Direito sexual e reprodutivo e controle da sexualidade da mulher presa

Imagem:Mario Tama/Getty Images

 

Coluna Por Elas, das pesquisadoras em Segurança Pública da UFMG

Por Isabella Matosinhos e Isabela Araújo

 

Já escrevemos alguns textos em nossa coluna sobre as variadas formas que a violência contra as mulheres adquire em nossa sociedade: desde a que acontece dentro de casa – através da violência doméstica e infantil ou do trabalho do cuidado delegado à elas-, até as múltiplas violências contra sua identidade de gênero, passando também pelo estupro e abuso  sexual legitimado (ou não) socialmente. Como pano de fundo desses textos está a nossa intenção de demonstrar como todas essas violações organizam e estruturam a sociedade em que vivemos. Nessa linha de raciocínio, em um de nossos últimos artigos, falamos sobre como nossa educação se dá através de uma “socialização do medo”, levando em consideração a corriqueira iminência de possíveis abusos sexuais que perpassam nossa vivência enquanto mulheres. Parte dessa socialização tem como finalidade controlar o corpo e a sexualidade das mulheres e, infelizmente, isso ainda é algo muitas vezes respaldado pela religião, pelas famílias e também pelo Estado.

 

O controle sobre o corpo e a sexualidade das mulheres é facilmente identificável nos discursos religiosos a respeito da virgindade e “pureza” das mulheres consideradas “para casar”. No âmbito da família, não é difícil percebê-lo na figura do pai controlador e ciumento que não permite uma educação sexual completa e saudável para sua filha, afinal, ela é “uma menina direita!”. Um pouco menos óbvio de ser identificado é o controle exercido pelo Estado. E, por isso, perguntamos: como opera esse controle? No texto dessa semana, trazemos um exemplo dessa situação aplicado ao campo da Segurança Pública: a (não) efetivação do direito sexual e reprodutivo das mulheres que estão privadas de liberdade nos cárceres brasileiros, através dos empecilhos para a realização da visita íntima.

 

Assim, para discutirmos o direito à sexualidade da mulher e como essa questão chega na Segurança Pública através da (dificuldade da) visita íntima nos presídios femininos, é preciso entender, em primeiro lugar, o que é a visita íntima e como ela (não) acontece nos dias de hoje no Brasil. É o assunto do tópico que se segue.

 

Sexualidade e visita íntima nos presídios: quando o direito existe mais no papel do que na prática

– Entrevistada: […]Porque o homem abandona mulheres. São pouquíssimas que recebem visita íntima de homem… Ali são as suítes. 

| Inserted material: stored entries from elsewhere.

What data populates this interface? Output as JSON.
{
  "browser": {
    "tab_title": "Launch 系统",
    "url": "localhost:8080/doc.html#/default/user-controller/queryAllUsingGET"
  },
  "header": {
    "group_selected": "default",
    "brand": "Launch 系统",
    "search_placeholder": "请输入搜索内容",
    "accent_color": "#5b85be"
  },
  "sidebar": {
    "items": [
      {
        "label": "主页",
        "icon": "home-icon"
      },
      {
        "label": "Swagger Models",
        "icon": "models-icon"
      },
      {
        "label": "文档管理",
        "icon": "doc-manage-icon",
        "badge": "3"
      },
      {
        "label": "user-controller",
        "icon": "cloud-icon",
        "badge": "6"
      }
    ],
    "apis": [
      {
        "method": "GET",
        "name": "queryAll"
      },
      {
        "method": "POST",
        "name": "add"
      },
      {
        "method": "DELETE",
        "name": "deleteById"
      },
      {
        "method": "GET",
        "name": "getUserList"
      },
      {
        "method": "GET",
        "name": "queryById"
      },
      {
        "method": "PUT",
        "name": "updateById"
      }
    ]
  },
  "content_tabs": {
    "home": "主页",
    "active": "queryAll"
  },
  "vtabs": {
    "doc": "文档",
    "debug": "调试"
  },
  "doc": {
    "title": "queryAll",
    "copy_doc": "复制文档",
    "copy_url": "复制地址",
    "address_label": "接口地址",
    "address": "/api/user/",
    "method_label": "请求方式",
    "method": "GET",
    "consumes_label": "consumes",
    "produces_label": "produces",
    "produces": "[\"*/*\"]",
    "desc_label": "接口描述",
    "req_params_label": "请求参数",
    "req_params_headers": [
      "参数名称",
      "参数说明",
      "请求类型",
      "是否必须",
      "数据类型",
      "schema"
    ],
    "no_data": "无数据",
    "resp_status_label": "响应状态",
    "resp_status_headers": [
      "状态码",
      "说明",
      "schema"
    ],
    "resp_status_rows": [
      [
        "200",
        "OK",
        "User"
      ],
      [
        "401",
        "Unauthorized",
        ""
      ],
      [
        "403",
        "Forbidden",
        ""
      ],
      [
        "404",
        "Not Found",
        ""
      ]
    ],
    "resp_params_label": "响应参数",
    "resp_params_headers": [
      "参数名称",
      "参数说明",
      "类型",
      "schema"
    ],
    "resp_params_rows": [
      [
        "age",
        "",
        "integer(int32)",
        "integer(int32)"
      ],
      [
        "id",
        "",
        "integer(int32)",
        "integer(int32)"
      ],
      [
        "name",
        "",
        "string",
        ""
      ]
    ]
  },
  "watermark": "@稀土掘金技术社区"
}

– Entrevistadora: E elas têm direito à visita de quanto em quanto tempo?

– Entrevistada: Ah, depende, né?! Igual, o masculino é uma luta, que quase todos recebem. Isso é a partir do momento que você é casada e tem união estável e a demanda, né… Então tem que ter um rodízio, mas sempre são as mesmas. 

– Entrevistadora: Você tem ideia de quantas, mais ou menos, recebem visita íntima?

– Entrevistada: Ah, essa semana foi só uma. 

– Entrevistadora: Só uma, a semana inteira?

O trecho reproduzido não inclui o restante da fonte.